Date of this Version
The George Eliot Review 37 (2006) Published by The George Eliot Fellowship, http://georgeeliot.org/
'To begin reading George Eliot,' David Payne suggests, 'is speedily to encounter the conviction that modernity is best approached from an oblique angle.' Unlike, say, her contemporary, Charles Dickens, George Eliot's fictions 'return us to the provincial settings of Austen and Scott; and they set their actions in historical pasts which, as we read along, soon appear quite specific.' Payne's study of Dickens, Thackeray and George Eliot is primarily concerned with the Victorian response to modernity, but in a fairly specific methodological way, that entwines 'the ideological history of theology and political economy, the literary history of the novel, and the commodity history of the serial into a single sociological narrative of developments in religion, social theory, and literary culture.' If modernity was often experienced as disenchantment, Payne argues, then these novelists 'reenchanted the Victorian world when they delivered their gospel of disenchantment in the symbolic vessels of Christianity, still the primary source for their society's ordeals of development, and in the literary form of the serial, a potent sign of the commodification of culture.

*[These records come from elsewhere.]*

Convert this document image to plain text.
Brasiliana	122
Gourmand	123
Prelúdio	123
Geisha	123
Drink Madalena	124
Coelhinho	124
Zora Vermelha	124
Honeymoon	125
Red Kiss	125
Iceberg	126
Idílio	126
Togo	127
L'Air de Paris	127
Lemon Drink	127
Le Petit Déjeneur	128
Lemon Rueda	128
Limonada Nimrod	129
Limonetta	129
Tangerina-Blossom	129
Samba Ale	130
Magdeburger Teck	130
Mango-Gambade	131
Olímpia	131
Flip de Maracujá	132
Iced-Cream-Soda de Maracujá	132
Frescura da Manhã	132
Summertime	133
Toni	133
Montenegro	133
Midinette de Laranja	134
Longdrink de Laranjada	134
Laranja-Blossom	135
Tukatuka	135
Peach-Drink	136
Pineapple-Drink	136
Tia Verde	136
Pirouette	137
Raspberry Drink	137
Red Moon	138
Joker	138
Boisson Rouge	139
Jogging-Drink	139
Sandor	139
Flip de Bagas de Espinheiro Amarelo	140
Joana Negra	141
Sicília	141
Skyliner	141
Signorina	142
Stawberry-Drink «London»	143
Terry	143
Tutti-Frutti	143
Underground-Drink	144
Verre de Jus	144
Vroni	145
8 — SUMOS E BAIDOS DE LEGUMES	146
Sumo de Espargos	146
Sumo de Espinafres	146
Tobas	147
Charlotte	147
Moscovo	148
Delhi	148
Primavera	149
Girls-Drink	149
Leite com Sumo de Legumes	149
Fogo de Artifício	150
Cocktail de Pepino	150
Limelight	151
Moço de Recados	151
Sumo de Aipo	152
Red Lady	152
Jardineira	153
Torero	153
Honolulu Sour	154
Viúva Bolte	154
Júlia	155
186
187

Payne focuses on the early work of Dickens, plus Little Dorrit, the early work of Thackeeay, plus Vanity Fair, and the early short fiction of George Eliot, plus Silas Mamer and Middlemarch. It is good to see new work on texts still arguably understudied, including Sketches by Boz, The Book of Snobs, Scenes of Clerical Life, and 'The Lifted Veil'. Payne's readings of the texts are often suggestively complex and in places, strikingly so, but I am not exactly sure why he studies these serial writers and not others. Payne believes that Thackeray and George Eliot are Dickens's 'two greatest rivals in the form' , though other writers might usefully be drawn in to his discussion to prove this point; as it is, Elizabeth Gaskell isn't mentioned, and there are only a few paragraphs on Trollope and a few pages on Wilkie Collins, to name only three of the novelists who might make Payne's study more wide-ranging and deeper in its reach.
In writing about George Eliot, Payne takes his cue initially from the 1856 essay on Wilhelm Riehl, 'The Natural History of German Life', in which 'Marian Evans was already proposing a new kind of prose form: "incarnate history," the representation of historical change in a register with biological and theological overtones.' In England, Marian Evans writes in the essay, 'Protestantism and commerce have modernised the face of the land and the aspects of society in a far greater degree than in any continental country,' and the result is a lack of organic connection across society. Protestantism and capitalism become the 'two principal markers of modernity' in 'Janet's Repentence', a story of contradictions in which 'the aesthetic of incarnation constructed around Janet Dempster strains towards the raptures of the saint before collapsing into the shameful movements of the hysteric.' The concept of bourgeois marriage, through which George Eliot tries to ensure lasting social relations, leads to an anxious, disenchanted modernity.